Colazione, benzina, "devo comprare le siga", "spe che chiamo il fidanza", "un momento devo fare pipì" ed arriviamo liscie liscie in tempo più che utile per ulteriore sano cazzeggio a bordo piscina. Un colpo di genio ci spinge a saccheggiare il supermarket del campeggio per un lauto aperitivo ipercalorico poi doccia ed eccoci li: le favolose. Foto a raffica ad immortalare momenti di rara ilarità e ci si dirige a sirmione che, come un'amica lontana che ti accoglie sempre a braccia aperte, ci apre la porta per farci accomodare nella sua piazza centrale che fa da contorno alle nostre risate ed agli immancabili brindisi. Perchè possiamo anche fare finta di nulla ma siamo tutte e tre li per un motivo preciso che ci fa emozionare tutte le volte che fa capolino nelle nostre menti e si riflette nei nostri sguardi ansiosi. "e stasera ragazze si va a dormire presto e sobrie che domani gardaland ci aspetta eh!"
come no!
presto: ore 3.00
sobrie: se si possono considerare sobrie tre che cantano a squarcigola sulla strada verso il campeggio canzoni di un 'Italia che quasi non si riconosce più,allora possiamo dire di si.ma ANCHE NO rende
meglio l'idea del tasso alcolico.
Gardaland ci aspetta poche ore dopo..insieme ad altre 1.160.000 persone(che siano tutte li per festeggiare ciò che stiamo festeggiando noi??)!
Rapida occhiata alla cartina per una prima scrematura delle giostre più normali e si parte. Com'è che siamo dentro da cinque minuti e siamo già a testa in giù??? e mary che dice "volesse dio che per una volta il sangue mi arrivi al cervello"! Perchè gardaland è così, tira fuori la bambina che c'è in te, ed in noi non è poi molto nascosta, e ti fa sorridere ininterrottamente per una giornata intera.

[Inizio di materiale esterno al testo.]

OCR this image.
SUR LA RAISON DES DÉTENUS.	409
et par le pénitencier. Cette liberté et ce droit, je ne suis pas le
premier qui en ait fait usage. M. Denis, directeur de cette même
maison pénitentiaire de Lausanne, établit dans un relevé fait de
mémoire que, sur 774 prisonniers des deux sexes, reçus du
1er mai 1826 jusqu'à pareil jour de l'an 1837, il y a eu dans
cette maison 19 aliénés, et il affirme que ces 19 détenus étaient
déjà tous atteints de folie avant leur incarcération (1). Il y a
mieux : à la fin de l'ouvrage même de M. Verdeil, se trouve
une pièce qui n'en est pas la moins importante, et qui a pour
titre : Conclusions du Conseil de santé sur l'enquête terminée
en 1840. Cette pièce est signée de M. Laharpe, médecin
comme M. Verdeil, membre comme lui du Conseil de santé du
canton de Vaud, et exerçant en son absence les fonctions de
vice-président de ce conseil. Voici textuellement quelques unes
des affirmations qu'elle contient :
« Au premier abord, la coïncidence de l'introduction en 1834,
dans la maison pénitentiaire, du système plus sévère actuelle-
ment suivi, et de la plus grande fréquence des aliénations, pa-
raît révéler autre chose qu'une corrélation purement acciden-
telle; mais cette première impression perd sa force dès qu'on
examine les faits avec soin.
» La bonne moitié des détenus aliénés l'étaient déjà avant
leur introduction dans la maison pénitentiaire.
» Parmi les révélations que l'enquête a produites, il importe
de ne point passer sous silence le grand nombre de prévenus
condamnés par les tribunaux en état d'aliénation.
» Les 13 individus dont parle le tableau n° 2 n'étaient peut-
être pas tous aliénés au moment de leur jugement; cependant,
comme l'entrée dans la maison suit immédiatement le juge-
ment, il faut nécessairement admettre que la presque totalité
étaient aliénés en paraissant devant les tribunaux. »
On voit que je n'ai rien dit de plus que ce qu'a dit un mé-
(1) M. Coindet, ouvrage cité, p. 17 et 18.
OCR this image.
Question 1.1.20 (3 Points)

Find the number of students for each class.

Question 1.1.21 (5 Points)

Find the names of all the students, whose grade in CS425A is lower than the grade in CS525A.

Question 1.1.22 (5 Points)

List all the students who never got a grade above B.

Così la sera arriva serena e ci ritroviamo a fare animazione per gli astanti in coda per uscire:il tempo noi sappiamo come farlo passare senza annoiarci e se ne accorgono anche le macchine vicine!
La serata si passa in campeggio perchè saremo pure bambine dentro, ma l'età anagrafica del nostro corpo si sente tutta! Sono ancora parole, risate, foto rigorosamente stupide ed arriva il sonno.
Ok, è l'ultimo giorno ma è ancora tutto da vivere e per non intristirci Cristina ci allieta con un suo concerto personale, molto personale ecco.
Rimaniamo a prendere il sole nol nostro meraviglioso orticello in silenzio, quasi a voler fare un bilancio del tempo trascorso e mi ritrovo a pensare che le voglio davvero bene a quella pazza e che tutto sto
fermento lo sento davvero(anche la gastrite la sento davvero cazzo...è che sono troppo emotiva).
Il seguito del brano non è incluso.